Feb. 16 (Bloomberg) -- Vale SA, the world’s second-largest mining company, dropped to a two-week low after earnings missed estimates because of declining metal prices.
Vale fell 1.3 percent to 41.55 reais in Sao Paulo at 2:45 p.m. Earlier it declined to 41.38 reais, the lowest since Jan. 30. Before today it gained 11 percent this year. Larger rival BHP Billiton Ltd., the world’s biggest mining company, gained 4.6 percent in Melbourne during the same period.
“The highly uncertain situation in Europe affected nickel and copper prices during the fourth quarter,” Rafael Weber, who helps manage about 7 billion reais ($4.05 billion) at Geracao Futuro Corretora in Porto Alegre, Brazil, said by telephone. “We also had some of the main customers on stand-by mode, just consuming their inventories without replenishing them.”
Earnings at the iron-ore and nickel producer missed estimates for the third straight quarter after the sovereign debt crisis in Europe sapped demand for metals, pushing down prices.
Fourth-quarter net income fell to $4.67 billion, or 90 cents a share, from $5.92 billion, or $1.12, a year earlier, Rio de Janeiro-based Vale said late yesterday. Analysts expected per-share profit of 95 cents excluding some items, according to the average of 12 estimates compiled by Bloomberg.
Net sales fell 3.4 percent to $14.4 billion in the quarter, after average selling prices for nickel fell about 20 percent and copper prices dropped 16 percent. Vale sold iron ore at $121.4 per metric ton on average, little changed compared with last year and 19 percent less than in the prior quarter.

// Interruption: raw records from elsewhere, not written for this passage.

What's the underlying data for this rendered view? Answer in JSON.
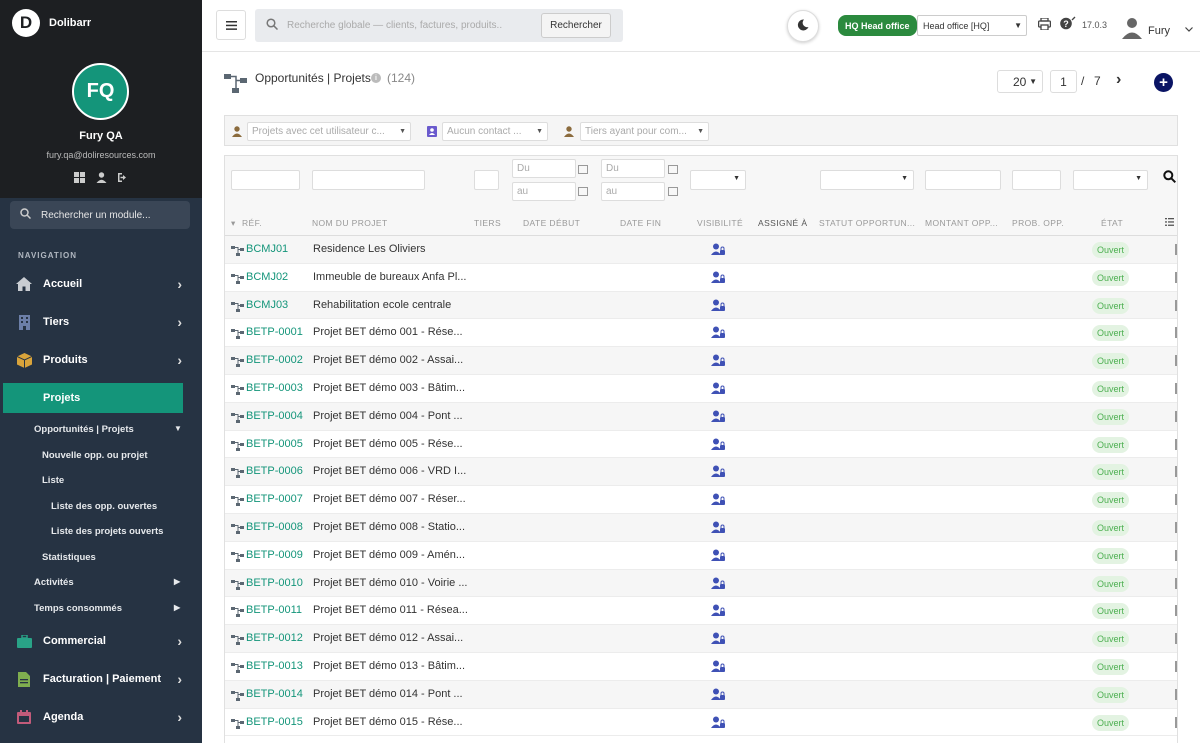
{
  "app": {
    "name": "Dolibarr",
    "logo_letter": "D"
  },
  "user": {
    "initials": "FQ",
    "name": "Fury QA",
    "email": "fury.qa@doliresources.com",
    "short": "Fury"
  },
  "module_search": {
    "label": "Rechercher un module..."
  },
  "nav": {
    "heading": "NAVIGATION",
    "items": [
      {
        "label": "Accueil",
        "icon": "home-icon"
      },
      {
        "label": "Tiers",
        "icon": "building-icon"
      },
      {
        "label": "Produits",
        "icon": "box-icon"
      },
      {
        "label": "Projets",
        "icon": "project-icon",
        "active": true
      },
      {
        "label": "Commercial",
        "icon": "briefcase-icon"
      },
      {
        "label": "Facturation | Paiement",
        "icon": "invoice-icon"
      },
      {
        "label": "Agenda",
        "icon": "calendar-icon"
      }
    ],
    "sub": [
      "Opportunités | Projets",
      "Nouvelle opp. ou projet",
      "Liste",
      "Liste des opp. ouvertes",
      "Liste des projets ouverts",
      "Statistiques",
      "Activités",
      "Temps consommés"
    ]
  },
  "topbar": {
    "search_placeholder": "Recherche globale — clients, factures, produits...",
    "search_button": "Rechercher",
    "entity_badge": "HQ Head office",
    "entity_select": "Head office [HQ]",
    "version": "17.0.3"
  },
  "page": {
    "title": "Opportunités | Projets",
    "count": "(124)",
    "limit": "20",
    "page": "1",
    "page_sep": "/",
    "total_pages": "7"
  },
  "filters": {
    "user": "Projets avec cet utilisateur c...",
    "contact": "Aucun contact ...",
    "thirdparty": "Tiers ayant pour com..."
  },
  "date_placeholders": {
    "from": "Du",
    "to": "au"
  },
  "columns": [
    "RÉF.",
    "NOM DU PROJET",
    "TIERS",
    "DATE DÉBUT",
    "DATE FIN",
    "VISIBILITÉ",
    "ASSIGNÉ À",
    "STATUT OPPORTUN...",
    "MONTANT OPP...",
    "PROB. OPP.",
    "ÉTAT"
  ],
  "rows": [
    {
      "ref": "BCMJ01",
      "name": "Residence Les Oliviers",
      "status": "Ouvert"
    },
    {
      "ref": "BCMJ02",
      "name": "Immeuble de bureaux Anfa Pl...",
      "status": "Ouvert"
    },
    {
      "ref": "BCMJ03",
      "name": "Rehabilitation ecole centrale",
      "status": "Ouvert"
    },
    {
      "ref": "BETP-0001",
      "name": "Projet BET démo 001 - Rése...",
      "status": "Ouvert"
    },
    {
      "ref": "BETP-0002",
      "name": "Projet BET démo 002 - Assai...",
      "status": "Ouvert"
    },
    {
      "ref": "BETP-0003",
      "name": "Projet BET démo 003 - Bâtim...",
      "status": "Ouvert"
    },
    {
      "ref": "BETP-0004",
      "name": "Projet BET démo 004 - Pont ...",
      "status": "Ouvert"
    },
    {
      "ref": "BETP-0005",
      "name": "Projet BET démo 005 - Rése...",
      "status": "Ouvert"
    },
    {
      "ref": "BETP-0006",
      "name": "Projet BET démo 006 - VRD I...",
      "status": "Ouvert"
    },
    {
      "ref": "BETP-0007",
      "name": "Projet BET démo 007 - Réser...",
      "status": "Ouvert"
    },
    {
      "ref": "BETP-0008",
      "name": "Projet BET démo 008 - Statio...",
      "status": "Ouvert"
    },
    {
      "ref": "BETP-0009",
      "name": "Projet BET démo 009 - Amén...",
      "status": "Ouvert"
    },
    {
      "ref": "BETP-0010",
      "name": "Projet BET démo 010 - Voirie ...",
      "status": "Ouvert"
    },
    {
      "ref": "BETP-0011",
      "name": "Projet BET démo 011 - Résea...",
      "status": "Ouvert"
    },
    {
      "ref": "BETP-0012",
      "name": "Projet BET démo 012 - Assai...",
      "status": "Ouvert"
    },
    {
      "ref": "BETP-0013",
      "name": "Projet BET démo 013 - Bâtim...",
      "status": "Ouvert"
    },
    {
      "ref": "BETP-0014",
      "name": "Projet BET démo 014 - Pont ...",
      "status": "Ouvert"
    },
    {
      "ref": "BETP-0015",
      "name": "Projet BET démo 015 - Rése...",
      "status": "Ouvert"
    }
  ],
  "colors": {
    "accent": "#14957a",
    "sidebar": "#263343",
    "brand_dark": "#1d1f22",
    "status_bg": "#e3f3e2",
    "status_text": "#4caf50",
    "add_button": "#0a1464"
  }
}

Shipments of iron-ore and pellets to Europe, which account for about 16 percent of Vale’s total, fell 25 percent to 12.9 million metric tons, while volumes sold to Brazil declined 11 percent. Sales to Chinese steelmakers, Vale’s biggest customers accounting for about 47 percent of shipments, rose 7.3 percent.
“The recession in Europe has had a negative impact on the global demand for iron ore and pellets,” Vale said in the statement, released after the close of regular trading hours. “Despite the economic downturn in Europe, we expect a tight global market for iron ore this year, as Chinese demand continues to grow and supply expansion becomes constrained.”

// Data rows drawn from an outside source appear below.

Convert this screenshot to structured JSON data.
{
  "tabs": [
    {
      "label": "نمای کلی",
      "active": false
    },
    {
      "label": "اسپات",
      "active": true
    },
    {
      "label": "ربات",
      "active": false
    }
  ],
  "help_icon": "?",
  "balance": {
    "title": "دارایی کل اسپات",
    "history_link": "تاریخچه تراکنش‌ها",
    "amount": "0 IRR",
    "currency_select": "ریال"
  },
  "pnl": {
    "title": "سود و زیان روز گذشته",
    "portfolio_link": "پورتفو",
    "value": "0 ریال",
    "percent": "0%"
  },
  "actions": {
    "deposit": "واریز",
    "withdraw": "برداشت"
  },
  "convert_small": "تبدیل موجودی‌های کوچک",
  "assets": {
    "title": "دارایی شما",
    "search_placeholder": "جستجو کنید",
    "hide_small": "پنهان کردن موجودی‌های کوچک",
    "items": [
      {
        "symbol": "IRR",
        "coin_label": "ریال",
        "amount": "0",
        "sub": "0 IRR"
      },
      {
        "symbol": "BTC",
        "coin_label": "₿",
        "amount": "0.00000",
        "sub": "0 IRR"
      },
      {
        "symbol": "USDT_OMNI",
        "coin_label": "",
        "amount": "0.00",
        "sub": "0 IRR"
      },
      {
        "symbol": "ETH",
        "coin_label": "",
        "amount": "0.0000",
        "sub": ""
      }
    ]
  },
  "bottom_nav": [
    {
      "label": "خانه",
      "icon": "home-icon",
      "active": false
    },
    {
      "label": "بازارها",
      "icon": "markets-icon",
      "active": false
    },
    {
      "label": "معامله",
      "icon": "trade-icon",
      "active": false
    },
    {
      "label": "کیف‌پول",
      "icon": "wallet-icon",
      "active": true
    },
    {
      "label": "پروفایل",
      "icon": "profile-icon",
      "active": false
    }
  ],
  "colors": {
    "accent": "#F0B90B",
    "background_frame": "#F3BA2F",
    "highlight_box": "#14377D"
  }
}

Vale said fourth-quarter iron-ore output rose 3.3 percent to 82.9 million metric tons, after Carajas, the world’s biggest iron-ore mine, produced 30.2 million metric tons. Annual production gained 4.8 percent during 2011 to a record 322.6 million metric tons, the company said. Vale also reached annual record output for pellets and coal, while production of base metals gained to the highest level since 2008, it said.

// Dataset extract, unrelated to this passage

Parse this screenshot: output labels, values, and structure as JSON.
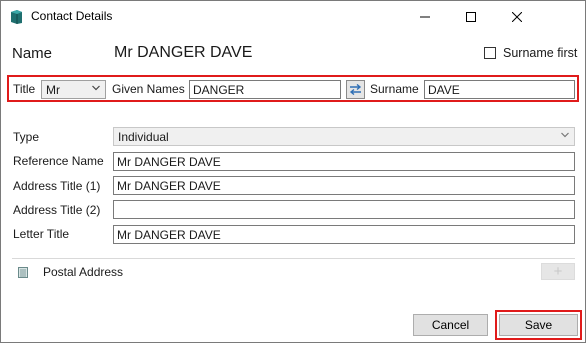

Nickel production climbed 5.7 percent to 69,000 tons in the fourth quarter, while copper output rose 13 percent to 85,000 tons, the company said. Potash production rose 6.6 percent to 180,000 tons, it said.
“We expect iron-ore prices to stabilize at around $140 per ton this year, away from the peaks of about $180 that we saw during 2011, and that means somewhat lower profits,” Jonathan Brandt, an analyst at HSBC Holdings Plc, said in a telephone interview before the report was released.
The company sold iron ore at $121.38 a ton in the quarter, little changed from $121.34 a year earlier.
Net income reached a record $22.9 billion last year. The company’s total debt as of Dec. 31 was little changed at $23.1 billion from $23 billion at the end of the previous quarter.
Vale invested a record $18 billion excluding acquisitions last year, the company said, less than its initial $24 billion spending plan. Vale plans to invest $21.4 billion in 2012, it said Nov. 28.